Adeta Mahmut Makal’ın anlattığı *Bizim Köy*deki evlerden birinde yaşayan bir kız çocuğunun, kendisi dışında kalan dünyayla ilişkisinin de hikayesi.
Şöyle bir bakıp yanından geçtiğiniz, belki gözünün içine baktığınız ya da saçını okşadığınız ancak çoğu zaman üçüncü sayfaya haber olduklarında yaşadıklarını fark ettiğiniz çocukların hikayesi. 12 yaşındaki Ulviye, ailesiyle, akrabaları ve komşularıyla, acıyla, yoklukla, cehaletle çevrelenmiş fazlasıyla tanıdık bir dünyada yaşıyor.

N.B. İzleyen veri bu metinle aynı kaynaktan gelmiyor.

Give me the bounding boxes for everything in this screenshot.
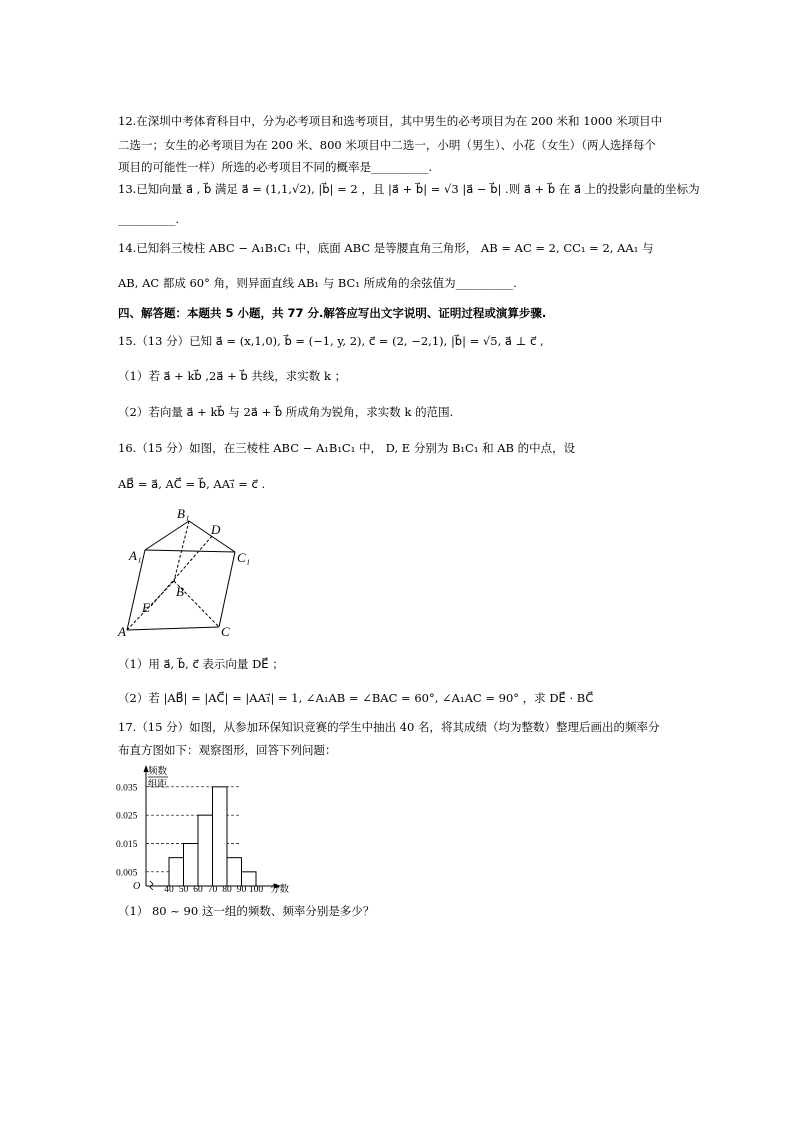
x-tick-label: 80 — [222, 885, 232, 895]
label-A: A — [118, 624, 126, 639]
frequency-histogram — [110, 760, 310, 895]
label-D: D — [211, 522, 221, 537]
edge-A1-C1 — [145, 550, 235, 552]
histogram-bar — [242, 872, 257, 886]
label-C: C — [221, 624, 230, 639]
histogram-bar — [213, 787, 228, 886]
y-tick-label: 0.035 — [116, 783, 138, 794]
x-tick-label: 70 — [207, 885, 218, 895]
q12-line2: 二选一；女生的必考项目为在 200 米、800 米项目中二选一，小明（男生）、小花（女生）（两人选择每个 — [118, 138, 656, 152]
q15-part1: （1）若 a⃗ + kb⃗ ,2a⃗ + b⃗ 共线，求实数 k ； — [118, 369, 347, 383]
q16-vectors: AB⃗ = a⃗, AC⃗ = b⃗, AA₁⃗ = c⃗ . — [118, 477, 266, 491]
edge-C1-C — [219, 552, 235, 627]
q15-stem: 15.（13 分）已知 a⃗ = (x,1,0), b⃗ = (−1, y, 2), c⃗ = (2, −2,1), |b⃗| = √5, a⃗ ⊥ c⃗ , — [118, 334, 544, 348]
x-tick-label: 90 — [236, 885, 247, 895]
label-E: E — [142, 600, 150, 615]
x-tick-label: 50 — [178, 885, 189, 895]
section4-heading: 四、解答题：本题共 5 小题，共 77 分.解答应写出文字说明、证明过程或演算步骤. — [118, 306, 547, 320]
x-tick-label: 100 — [248, 885, 264, 895]
q16-stem: 16.（15 分）如图，在三棱柱 ABC − A₁B₁C₁ 中， D, E 分别为 B₁C₁ 和 AB 的中点，设 — [118, 441, 576, 455]
label-A1: A₁ — [129, 548, 142, 563]
prism-figure — [115, 505, 265, 640]
q14-line2: AB, AC 都成 60° 角，则异面直线 AB₁ 与 BC₁ 所成角的余弦值为__________. — [118, 276, 517, 290]
edge-A-B — [127, 581, 174, 630]
label-B1: B₁ — [177, 506, 190, 521]
origin-label: O — [133, 881, 141, 892]
y-tick-label: 0.025 — [116, 811, 138, 822]
q17-stem2: 布直方图如下：观察图形，回答下列问题： — [118, 743, 337, 757]
histogram-bar — [227, 858, 242, 886]
q13-line2: __________. — [118, 212, 180, 226]
x-tick-label: 40 — [164, 885, 174, 895]
q12-line1: 12.在深圳中考体育科目中，分为必考项目和选考项目，其中男生的必考项目为在 200 米和 1000 米项目中 — [118, 114, 663, 128]
histogram-bar — [198, 815, 213, 886]
y-tick-label: 0.005 — [116, 868, 138, 879]
xlabel: 分数 — [270, 885, 290, 895]
q17-stem1: 17.（15 分）如图，从参加环保知识竞赛的学生中抽出 40 名，将其成绩（均为整数）整理后画出的频率分 — [118, 720, 660, 734]
label-B: B — [176, 584, 184, 599]
q15-part2: （2）若向量 a⃗ + kb⃗ 与 2a⃗ + b⃗ 所成角为锐角，求实数 k 的范围. — [118, 405, 454, 419]
edge-A-C — [127, 627, 219, 630]
q17-part1: （1） 80 ~ 90 这一组的频数、频率分别是多少？ — [118, 904, 375, 918]
ylabel-top: 频数 — [148, 767, 168, 777]
label-C1: C₁ — [237, 550, 251, 565]
q14-line1: 14.已知斜三棱柱 ABC − A₁B₁C₁ 中，底面 ABC 是等腰直角三角形， AB = AC = 2, CC₁ = 2, AA₁ 与 — [118, 241, 654, 255]
histogram-bar — [184, 844, 199, 887]
x-tick-label: 60 — [193, 885, 203, 895]
y-tick-label: 0.015 — [116, 840, 138, 850]
histogram-bar — [169, 858, 184, 886]
ylabel-bottom: 组距 — [148, 780, 168, 790]
q16-part2: （2）若 |AB⃗| = |AC⃗| = |AA₁⃗| = 1, ∠A₁AB = ∠BAC = 60°, ∠A₁AC = 90° ，求 DE⃗ · BC⃗ — [118, 691, 594, 705]
q12-line3: 项目的可能性一样）所选的必考项目不同的概率是__________. — [118, 160, 433, 174]
q13-line1: 13.已知向量 a⃗ , b⃗ 满足 a⃗ = (1,1,√2), |b⃗| = 2 ，且 |a⃗ + b⃗| = √3 |a⃗ − b⃗| .则 a⃗ + b⃗ 在 a⃗ 上的投影向量的坐标为 — [118, 182, 700, 196]
q16-part1: （1）用 a⃗, b⃗, c⃗ 表示向量 DE⃗ ； — [118, 657, 284, 671]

Kimi zaman isteyerek, kimi zaman kaçınmaya çalıştığı halde beceremeyerek tanık olduklarıyla, deneyimledikleriyle bir yetişkin için sıradan olanın, bir çocuk için ne ifade ettiğini anlatıyor. Okuyucusunu, yol eşlikçisini, sıradan olanın bile bir çocuğun hayatında ilk kez deneyimlendiği o anı hatırlamaya çağırıyor.
Kadriye Selçuk, 12 yaşındaki Ulviye ile bütünleşiyor; onun yalan söylemekle dürüst olmayı, paylaşmakla kendine saklamayı, arzu etmekle hak etmeyi, sahip olmakla kazanmayı, korumakla korunmayı öğrendiği yaşantısını çocuk gözünden ustalıkla anlatmayı başarıyor. Bir çocuğun duygularını, yalın ve gerçekçi bir biçimde okuyucusunun önüne seriyor.